Interessengemeinschaft der Waldbesitzer im Thüringer-/Frankenwald

Kritik aus Wurzbach: Vorgänge wie in der DDR-Volkskammer

OTZ, 03.07.2021, Peter Hagen
Foto: Peter Hagen

Wurzbach. Mitglieder des Bundeshaushaltsausschusses waren offenbar vor kurzfristigem Beschluss zur Waldflächenübertragung nicht hinreichend informiert. Vorab gab es merkwürdige Telefonate.

Die Entscheidung des Bundeshaushaltsausschusses, gut 1400 Hektar Wald bei Wurzbach nicht der Kommune, sondern dem Bundesforst zuzuordnen, hat bei der Interessengemeinschaft gegen die geplante Waldstilllegung für große Enttäuschung gesorgt. Es wird vermutet, dass die Ausschussmitglieder gezielt mit Falschinformationen versehen worden waren. Und es gibt eine besonders auffällige Merkwürdigkeit, die Zweifel an der freien Entscheidungsfindung der Ausschussmitglieder aufkommen lassen.

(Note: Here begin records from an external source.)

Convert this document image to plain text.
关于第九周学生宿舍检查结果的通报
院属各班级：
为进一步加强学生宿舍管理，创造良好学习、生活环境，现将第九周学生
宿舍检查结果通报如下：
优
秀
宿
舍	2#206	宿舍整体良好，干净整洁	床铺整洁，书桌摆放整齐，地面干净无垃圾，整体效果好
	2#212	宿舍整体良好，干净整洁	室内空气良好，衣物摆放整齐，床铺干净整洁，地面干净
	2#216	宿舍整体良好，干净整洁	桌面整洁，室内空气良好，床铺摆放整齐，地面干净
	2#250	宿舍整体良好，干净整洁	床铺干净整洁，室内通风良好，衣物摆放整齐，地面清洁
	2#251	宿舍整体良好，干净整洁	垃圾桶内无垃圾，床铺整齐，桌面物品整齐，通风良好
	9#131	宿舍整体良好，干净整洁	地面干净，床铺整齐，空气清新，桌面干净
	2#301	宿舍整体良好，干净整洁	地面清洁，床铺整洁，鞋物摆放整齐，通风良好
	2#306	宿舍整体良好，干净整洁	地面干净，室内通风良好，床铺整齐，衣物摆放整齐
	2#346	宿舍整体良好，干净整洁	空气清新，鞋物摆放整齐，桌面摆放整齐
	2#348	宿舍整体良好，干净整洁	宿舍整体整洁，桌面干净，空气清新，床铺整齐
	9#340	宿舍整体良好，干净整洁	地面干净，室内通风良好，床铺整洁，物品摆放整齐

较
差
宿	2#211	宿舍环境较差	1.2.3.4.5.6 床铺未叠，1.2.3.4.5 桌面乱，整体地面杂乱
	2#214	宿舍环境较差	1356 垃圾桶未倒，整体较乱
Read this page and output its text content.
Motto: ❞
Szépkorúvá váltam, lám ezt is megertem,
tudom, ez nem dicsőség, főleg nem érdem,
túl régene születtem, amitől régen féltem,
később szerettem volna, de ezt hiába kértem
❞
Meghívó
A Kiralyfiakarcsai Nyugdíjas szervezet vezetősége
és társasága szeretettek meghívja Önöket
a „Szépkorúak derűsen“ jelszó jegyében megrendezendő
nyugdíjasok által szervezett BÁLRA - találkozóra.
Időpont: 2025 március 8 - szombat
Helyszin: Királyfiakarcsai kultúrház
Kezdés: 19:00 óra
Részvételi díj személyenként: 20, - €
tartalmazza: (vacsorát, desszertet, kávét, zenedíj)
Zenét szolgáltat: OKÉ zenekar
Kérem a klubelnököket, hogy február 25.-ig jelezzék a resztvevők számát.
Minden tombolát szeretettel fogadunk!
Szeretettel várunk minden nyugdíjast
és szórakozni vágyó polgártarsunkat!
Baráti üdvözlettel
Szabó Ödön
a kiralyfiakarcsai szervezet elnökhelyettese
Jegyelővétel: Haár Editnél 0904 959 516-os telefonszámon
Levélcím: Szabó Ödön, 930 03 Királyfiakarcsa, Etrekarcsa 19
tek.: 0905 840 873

Schreiben an Ausschussmitglieder

Schon bevor sich die Ausschussmitglieder mit dem nachträglich und sehr kurzfristig aufgenommenen zusätzlichen Tagesordnungspunkt befassten, gab es Telefonate durch den Leiter der Sparte Bundesforst in der Bundesanstalt für Immobilienaufgaben, Gunther Brinkmann. Laut Informationen der Interessengemeinschaft gegen die Waldstilllegung hatte Brinkmann sowohl im Gespräch mit Landrat Thomas Fügmann (CDU) als auch mit Wurzbachs Bürgermeister Jan Schübel (CDU-BU) am Tag vor der Ausschusssitzung geäußert, dass die in Rede stehende Waldfläche dem Bundesforst übertragen werde. „Wie kann ein leitender Mitarbeiter der Bundesrepublik Deutschland bereits vor Tagung und Beschlussfassung des Bundeshaushaltsausschusses die Entscheidung gegenüber dem Landrat und dem Bürgermeister vorwegnehmen?“, fragt nun die Interessengemeinschaft in einem Schreiben an alle Ausschussmitglieder. „Dies erinnert an die Entscheidungsfindung in der Volkskammer der DDR und ist nach unserem Verständnis auch eine Brüskierung gegenüber allen Mitgliedern des Bundeshaushaltsausschusses“, heißt es in dem Schreiben weiter.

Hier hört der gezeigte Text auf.